Show creators Sam Shaw and Dustin Thomason have made Castle Rock a scary version of small town, anywhere, America. This is not some creepy Brigadoon. Because the series was shot on location at Orange, Massachusetts, there’s authenticity galore, thanks to the old mill buildings and craggy hills. And there’s history too, with occasional revelations from the past of Castle Rock and ‘Salem’s Lot. King’s belief — that evil resides in places long after evil acts have been committed — is alive and well.

And speaking of haunted places, there’s the old Marsten House, high on a hill in ‘Salem’s Lot: once grand, now decrepit, with a big red-and-white “X” sign plastered on it. The building is being renovated, cleared of the squatters and drug addicts who’ve been occupying it. The house loomed large in King’s vampire novel. It is too soon in Season 2 to tell (only five episodes in, which is all I was allowed to preview) where this part of the story is going, but chances are dead people are not going to stay dead in this crumbling mansion. There are other buried secrets aching to be unearthed, such as restless corpses, revelations of betrayal, murder, and perverse twists of fate. Castle Rock delivers the expected violence, suspense, and horror. But its most abundant strength is its faithful adherence to one of King’s primary tenets as an author: that there is nothing more frightening then the unpredictability of human nature.
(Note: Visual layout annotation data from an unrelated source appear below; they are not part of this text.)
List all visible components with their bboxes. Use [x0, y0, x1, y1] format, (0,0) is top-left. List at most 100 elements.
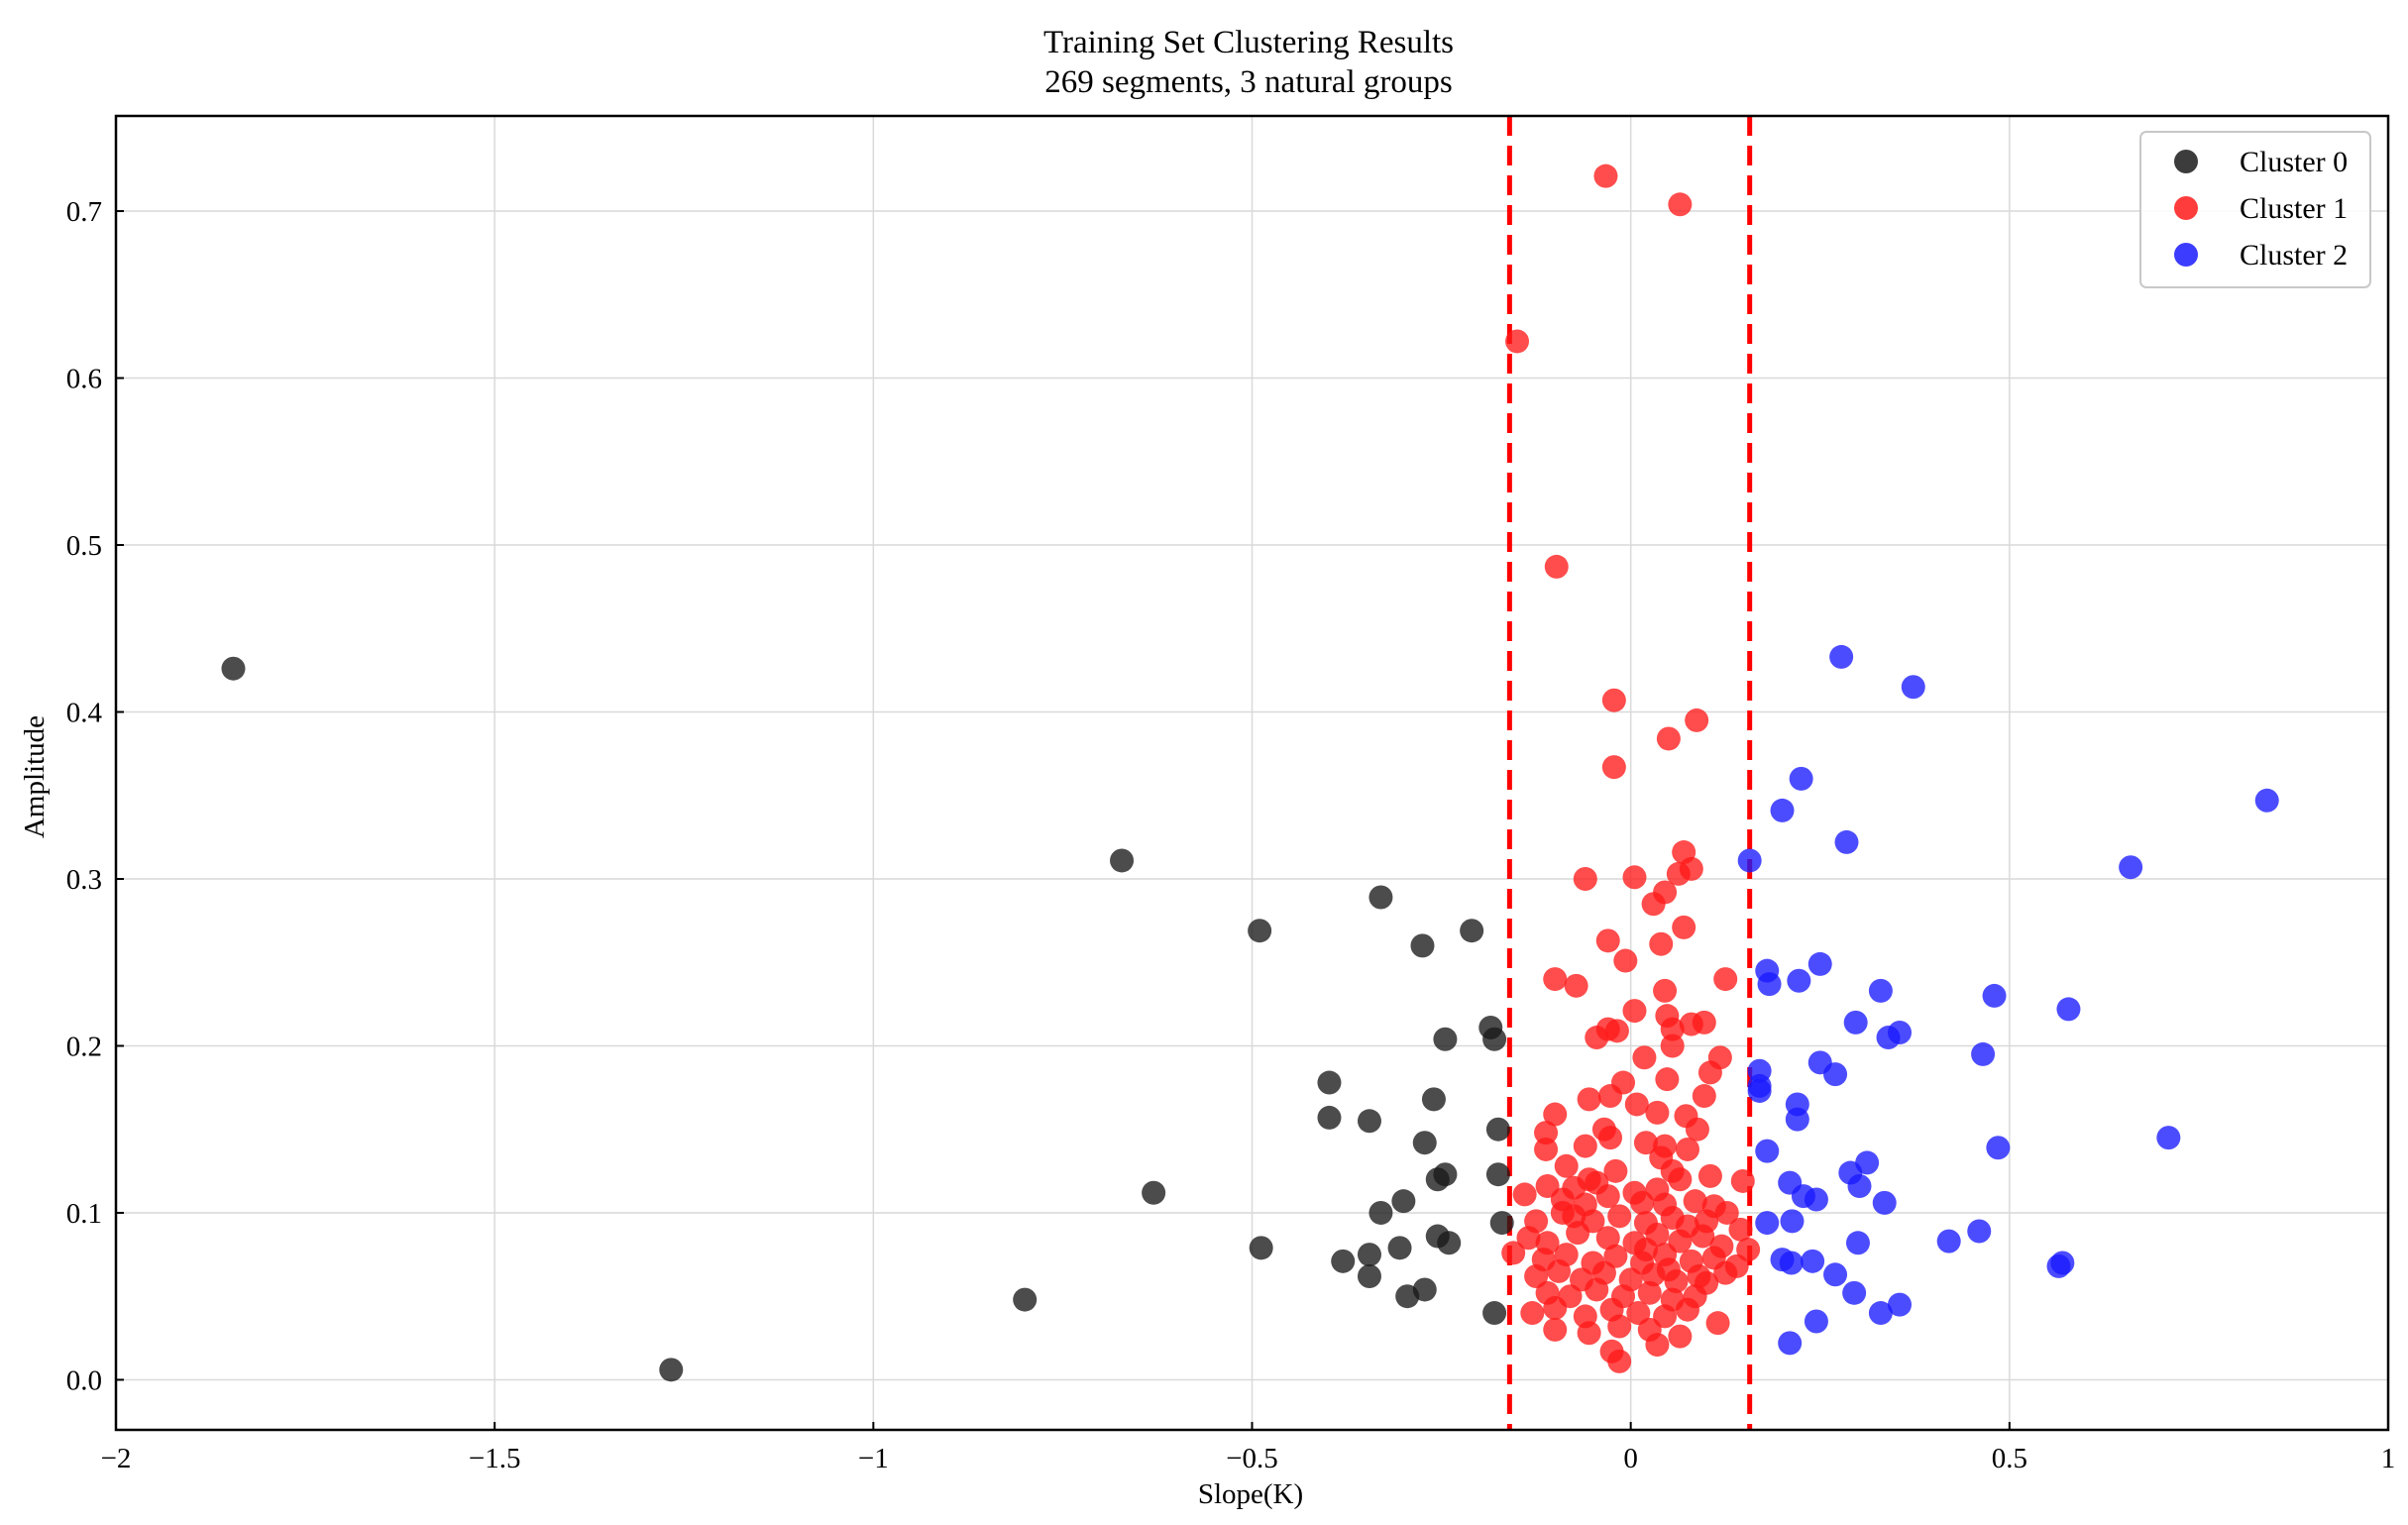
data-point [1622, 865, 1647, 890]
data-point [1603, 1244, 1628, 1268]
data-point [1433, 1162, 1458, 1187]
data-point [1936, 1229, 1961, 1253]
x-tick-label: −1 [858, 1443, 889, 1474]
data-point [2056, 997, 2081, 1022]
chart-subtitle: 269 segments, 3 natural groups [1044, 64, 1453, 100]
data-point [1595, 1184, 1620, 1209]
data-point [1757, 972, 1782, 997]
data-point [1713, 1260, 1738, 1285]
data-point [1543, 1296, 1568, 1321]
data-point [1668, 1167, 1693, 1192]
data-point [1660, 1017, 1685, 1041]
data-point [1387, 1236, 1412, 1260]
data-point [1649, 931, 1674, 956]
data-point [1595, 1226, 1620, 1251]
data-point [1543, 967, 1568, 992]
data-point [1412, 1277, 1437, 1302]
data-point [1585, 1026, 1609, 1050]
data-point [1412, 1131, 1437, 1155]
x-tick-label: 1 [2381, 1443, 2396, 1474]
data-point [1543, 1317, 1568, 1342]
data-point [1637, 1280, 1662, 1305]
data-point [1675, 1297, 1699, 1322]
data-point [1632, 1045, 1657, 1070]
data-point [1801, 1249, 1825, 1273]
data-point [1554, 1153, 1579, 1178]
y-tick-label: 0.4 [66, 698, 103, 729]
data-point [1986, 1136, 2011, 1160]
data-point [1603, 1158, 1628, 1183]
data-point [1626, 1301, 1651, 1326]
data-point [1755, 1139, 1780, 1163]
data-point [1368, 885, 1393, 910]
data-point [1971, 1041, 1996, 1066]
data-point [1110, 848, 1135, 873]
data-points [221, 163, 2279, 1382]
data-point [1780, 1209, 1805, 1234]
data-point [1695, 1270, 1719, 1295]
chart-title: Training Set Clustering Results [1043, 25, 1454, 60]
data-point [1692, 1010, 1716, 1035]
x-tick-label: 0.5 [1992, 1443, 2027, 1474]
data-point [1516, 1226, 1541, 1251]
data-point [1737, 848, 1762, 873]
data-point [1868, 978, 1893, 1003]
data-point [1547, 1258, 1572, 1283]
data-point [1713, 967, 1738, 992]
series-1 [1501, 163, 1761, 1373]
data-point [1872, 1190, 1897, 1215]
data-point [1770, 798, 1795, 822]
x-tick-label: −1.5 [469, 1443, 521, 1474]
data-point [1505, 329, 1530, 354]
data-point [1666, 861, 1691, 886]
data-point [1524, 1263, 1549, 1288]
y-tick-label: 0.6 [66, 364, 102, 395]
data-point [1607, 1314, 1632, 1339]
legend-marker [2174, 196, 2198, 220]
data-point [1982, 983, 2007, 1008]
data-point [1778, 1331, 1803, 1356]
data-point [1485, 1162, 1510, 1187]
series-2 [1737, 644, 2279, 1356]
data-point [1512, 1182, 1537, 1207]
data-point [1967, 1219, 1992, 1244]
data-point [1613, 948, 1638, 973]
data-point [1607, 1349, 1632, 1373]
data-point [1692, 1084, 1716, 1109]
data-point [1573, 1134, 1597, 1158]
y-tick-label: 0.2 [66, 1031, 102, 1062]
data-point [1847, 1174, 1872, 1199]
data-point [1591, 1117, 1616, 1142]
data-point [1787, 968, 1811, 993]
data-point [1544, 554, 1569, 579]
data-point [1421, 1087, 1446, 1112]
series-0 [221, 656, 1514, 1382]
data-point [1142, 1180, 1166, 1205]
data-point [1633, 1238, 1658, 1262]
data-point [1845, 1231, 1870, 1255]
data-point [1876, 1026, 1901, 1050]
legend-marker [2174, 150, 2198, 173]
legend-marker [2174, 243, 2198, 267]
data-point [2046, 1253, 2071, 1278]
data-point [1410, 933, 1435, 958]
data-point [1779, 1251, 1804, 1275]
data-point [1391, 1189, 1416, 1214]
data-point [1842, 1280, 1867, 1305]
y-tick-label: 0.7 [66, 196, 102, 228]
data-point [1604, 1019, 1629, 1043]
data-point [1843, 1010, 1868, 1035]
data-point [1691, 1224, 1715, 1249]
data-point [1622, 999, 1647, 1024]
data-point [1829, 644, 1854, 669]
legend-box [2139, 131, 2371, 288]
data-point [1656, 726, 1681, 751]
data-point [1714, 1200, 1739, 1225]
data-point [1675, 1137, 1699, 1161]
axis-ticks: −2 −1.5 −1 −0.5 0 0.5 1 0.0 0.1 0.2 0.3 0.4 0.5 0.6 0.… [66, 196, 2396, 1474]
data-point [1520, 1301, 1545, 1326]
data-point [1641, 892, 1666, 917]
data-point [1564, 973, 1588, 998]
data-point [1785, 1107, 1809, 1132]
data-point [1685, 708, 1709, 732]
Peg Aloi is a former film critic for The Boston Phoenix. She taught film studies in Boston for over a decade. She writes regularly for The Orlando Weekly, Crooked Marquee, and Bloody Disgusting. Her blog “The Witching Hour” can be found at at


  1. Stephen G Provizer on October 21, 2019 at 10:11 am

    I merely want to add the fact that this is a local production, which employs many in the MA film industry (I do wish more principals were cast in MA and fewer in NYC and CA). So, support of this program helps ensure its continued existence which, in turn, helps to buttress our local film industry.

    • Peg Aloi on December 28, 2020 at 12:40 pm

      A good point; I was sorry to see it ended after only two seasons.